Francia 2022 123 min.
Dirección Emily Atef Guion Emily Atef y Lars Hubrich Fotografía Yves Calpe Música Jon Balke Intérpretes Vicky Krieps, Gaspard Ulliel, Bjorn Floberg
Resulta paradójico que la última película del malogrado Gaspard Ulliel verse precisamente sobre la muerte cuando aun se es joven, siendo no su personaje sino el de su pareja en la ficción quien espera el fatal desenlace al que le conduce una rara enfermedad sin apenas cura.
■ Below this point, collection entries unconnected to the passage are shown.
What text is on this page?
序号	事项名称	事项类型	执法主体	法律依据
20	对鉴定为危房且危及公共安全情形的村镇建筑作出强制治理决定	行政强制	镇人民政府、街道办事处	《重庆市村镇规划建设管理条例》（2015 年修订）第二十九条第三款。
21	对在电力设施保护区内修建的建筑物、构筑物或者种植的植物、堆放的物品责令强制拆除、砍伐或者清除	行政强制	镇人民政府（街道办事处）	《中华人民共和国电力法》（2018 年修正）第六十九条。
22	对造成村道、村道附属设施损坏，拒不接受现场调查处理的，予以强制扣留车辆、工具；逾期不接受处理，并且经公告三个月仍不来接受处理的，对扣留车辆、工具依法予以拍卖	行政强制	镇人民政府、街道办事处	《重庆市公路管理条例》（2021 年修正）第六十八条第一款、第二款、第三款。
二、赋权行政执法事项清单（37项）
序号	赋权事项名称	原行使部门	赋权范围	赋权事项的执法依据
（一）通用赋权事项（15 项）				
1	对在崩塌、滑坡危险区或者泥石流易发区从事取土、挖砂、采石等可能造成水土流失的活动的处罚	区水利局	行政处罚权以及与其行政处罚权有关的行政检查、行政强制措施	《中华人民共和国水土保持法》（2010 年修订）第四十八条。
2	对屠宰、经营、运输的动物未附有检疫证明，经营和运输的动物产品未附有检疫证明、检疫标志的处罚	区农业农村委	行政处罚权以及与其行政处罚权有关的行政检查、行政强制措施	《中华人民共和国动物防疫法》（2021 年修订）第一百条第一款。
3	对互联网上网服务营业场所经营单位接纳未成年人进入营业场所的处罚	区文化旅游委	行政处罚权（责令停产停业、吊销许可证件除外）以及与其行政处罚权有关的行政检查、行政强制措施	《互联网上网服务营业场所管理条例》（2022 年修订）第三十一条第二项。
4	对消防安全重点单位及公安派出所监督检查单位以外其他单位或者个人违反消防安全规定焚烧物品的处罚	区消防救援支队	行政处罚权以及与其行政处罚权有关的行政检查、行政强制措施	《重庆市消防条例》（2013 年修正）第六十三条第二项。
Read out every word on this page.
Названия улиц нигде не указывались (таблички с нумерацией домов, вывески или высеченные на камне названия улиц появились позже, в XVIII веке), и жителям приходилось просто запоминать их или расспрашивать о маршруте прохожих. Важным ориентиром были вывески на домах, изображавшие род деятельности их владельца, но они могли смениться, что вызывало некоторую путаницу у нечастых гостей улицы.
La realizadora alemana Emily Atef parte de una idea original, ya que al contrario de lo habitual su protagonista no se aferra a la vida, más bien acepta su destino, para lo que necesita estar cerca de quien afronta un mismo desenlace, en lugar de quien desborda optimismo y vitalidad y espera de ella lo mismo. Eso le hace entregarse a una suerte de trío sentimental donde el sexo no es lo determinante, de hecho ni siquiera existe fuera de la pareja, sino el vínculo emocional, el sentimiento y la complicidad con el otro, con quien le comprende por estar en la misma situación. Sin embargo la idea acaba dilatándose y ni la sobria y contenida interpretación de Vicky Krieps logra traspasar la pantalla de manera que lleguemos a involucrarnos en lo que parece un drama interior intenso. Su huida hacia la naturaleza, los fiordos noruegos y las noches blancas solo consigue que acabemos conmovidos por la alarmante falta de agua que destilan las montañas apenas nevadas y que veranos pasados apreciábamos en todo su esplendor.